Шелестов помолчал. Хитрая, едва заметная улыбка дрожала на его губах.

- Плохи ваши дела, Белолюбский, - сказал он.

- Как? Я не понял.

- Прекрасно вы все понимаете. Стаж вашей вражеской деятельности очень велик, а вот сводить концы с концами вы не научились. Да это и не так просто. Точнее, это очень сложно. Чтобы ложь выдать за правду, нужно большое искусство.

Вся уверенность, весь гонор и развязность слетели с Белолюбского, как чешуя с рыбы под ножом опытного повара.

Он пожал плечами и сказал:

- Ваше дело, думайте, как хотите.

Шелестов рассмеялся.

- Почему мое? Ваше дело думать. Ведь не мне, а вам отвечать придется.

- Я все сказал, - угрюмо бросил Белолюбский и в душе выругал себя за то, что вообще начал говорить.

- Вы сказали то, о чем нельзя не говорить, - строго сказал Шелестов. - А о главном умолчали.

- Не понимаю, - покрутил головой Белолюбский.

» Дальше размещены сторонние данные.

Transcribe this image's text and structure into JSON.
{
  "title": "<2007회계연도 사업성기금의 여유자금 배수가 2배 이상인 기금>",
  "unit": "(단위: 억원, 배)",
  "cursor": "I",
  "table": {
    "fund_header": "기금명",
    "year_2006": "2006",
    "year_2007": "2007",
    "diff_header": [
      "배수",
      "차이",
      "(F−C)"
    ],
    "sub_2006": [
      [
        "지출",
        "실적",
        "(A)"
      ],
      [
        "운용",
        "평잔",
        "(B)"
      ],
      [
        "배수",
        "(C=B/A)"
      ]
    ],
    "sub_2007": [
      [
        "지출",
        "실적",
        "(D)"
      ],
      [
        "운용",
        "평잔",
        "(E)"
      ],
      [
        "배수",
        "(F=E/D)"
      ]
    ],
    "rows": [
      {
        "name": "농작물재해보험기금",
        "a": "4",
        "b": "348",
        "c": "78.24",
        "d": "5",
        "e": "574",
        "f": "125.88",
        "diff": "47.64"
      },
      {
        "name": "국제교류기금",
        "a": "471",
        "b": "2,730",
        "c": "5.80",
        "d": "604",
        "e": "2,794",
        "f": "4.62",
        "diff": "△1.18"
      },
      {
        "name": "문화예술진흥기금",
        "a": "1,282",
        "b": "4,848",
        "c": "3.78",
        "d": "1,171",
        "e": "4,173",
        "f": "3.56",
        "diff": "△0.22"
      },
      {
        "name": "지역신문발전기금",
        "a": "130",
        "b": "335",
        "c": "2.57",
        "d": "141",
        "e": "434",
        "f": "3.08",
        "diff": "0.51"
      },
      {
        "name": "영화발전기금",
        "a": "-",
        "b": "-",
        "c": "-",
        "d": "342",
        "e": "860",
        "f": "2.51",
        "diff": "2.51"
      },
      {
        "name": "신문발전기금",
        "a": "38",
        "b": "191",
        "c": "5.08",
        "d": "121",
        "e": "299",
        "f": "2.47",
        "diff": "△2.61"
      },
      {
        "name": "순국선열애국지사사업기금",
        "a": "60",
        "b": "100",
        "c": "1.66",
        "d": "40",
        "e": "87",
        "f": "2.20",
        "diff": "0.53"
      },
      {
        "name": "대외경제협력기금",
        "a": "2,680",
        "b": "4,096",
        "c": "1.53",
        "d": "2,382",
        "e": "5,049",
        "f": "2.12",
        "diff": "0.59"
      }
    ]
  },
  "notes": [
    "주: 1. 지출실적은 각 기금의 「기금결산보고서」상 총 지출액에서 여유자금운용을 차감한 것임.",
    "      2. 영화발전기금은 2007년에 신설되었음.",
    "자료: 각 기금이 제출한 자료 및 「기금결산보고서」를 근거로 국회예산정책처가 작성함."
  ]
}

- Я вам помогу понять. Напомню кое-что. Зачем вы обрили Шараборина?

- Я?!

- Да, вы.

- Не брил. Он пришел бритым.

- И сбритые волосы принес в вашу квартиру?

- Не знаю.

- Это дело другое. А для чего вы получали взрывчатку?

- Рыбу глушить.

- Много наглушили?

- Не вышло ничего. Потонула взрывчатка, и не сработала капсюля.

- Допустим. А почему фотоаппарат, который вам якобы не передоверил Шараборин, висел не на его, а на вашем плече?

- Не знаю. Я сказал то, что было.

- Вы сказали, что Очурова ранил Шараборин, а ведь ранили вы. Ведь Очуров жив и здоров!

Белолюбский молчал.

"Проклятие, - думал он. - Неужели рыжая собака Шараборин попал в их руки ранее меня? Откуда он все знает?"

- Разговор предстоит еще большой, - сказал Шелестов. - Молчанием вы не отделаетесь. - Шелестов приподнялся. - Грицько! Надюша! Подъем!

Петренко и Эверстова вскочили и, еще не придя в себя, смотрели на майора заспанными глазами.

Шелестов вышел из палатки.

- Вот и конец вьюге, - сказал он громко. - И тишина какая стоит...

Разъяснило. Небо очистилось, и на нем показались звезды. Хвойное море, недавно колыхавшееся из стороны в сторону, стояло притихшее, присмиревшее. Окружающее приняло свои естественные очертания. Лишь у подножья елки ветерок слегка завивал снежную пыль, она клубилась и тянулась к палатке. Олени разбрелись и рыли копытами снег в поисках ягеля. Колокольчик на шее быка-вожака тихонько вызванивал где-то в стороне. Из палатки вышел лейтенант Петренко.

- Собирать оленей? - спросил он.

Шелестов, раскурив папиросу, посмотрел на часы.

- Да нет, рановато. Без семи двенадцать, - сказал он. - Я считаю, что прежде, чем отправиться в путь, надо основательно подкрепиться. А вы?

- Не плохо было бы.

- Ну и договорились...

НА ТОЙ СТОРОНЕ

В зале офицерского ресторана висел тяжелый табачный дым, до предела пропитанный винными парами. Звенели бокалы, слышался стук карточных колод, неумолчный гомон человеческих голосов, прерываемый то здесь, то там или раскатистым смехом, или разноязычными выкриками:

- Каррамба!

- Ферфлухт!

- Проклятие!

Лица картежников были искажены неровным верхним светом и кипевшими в них страстями.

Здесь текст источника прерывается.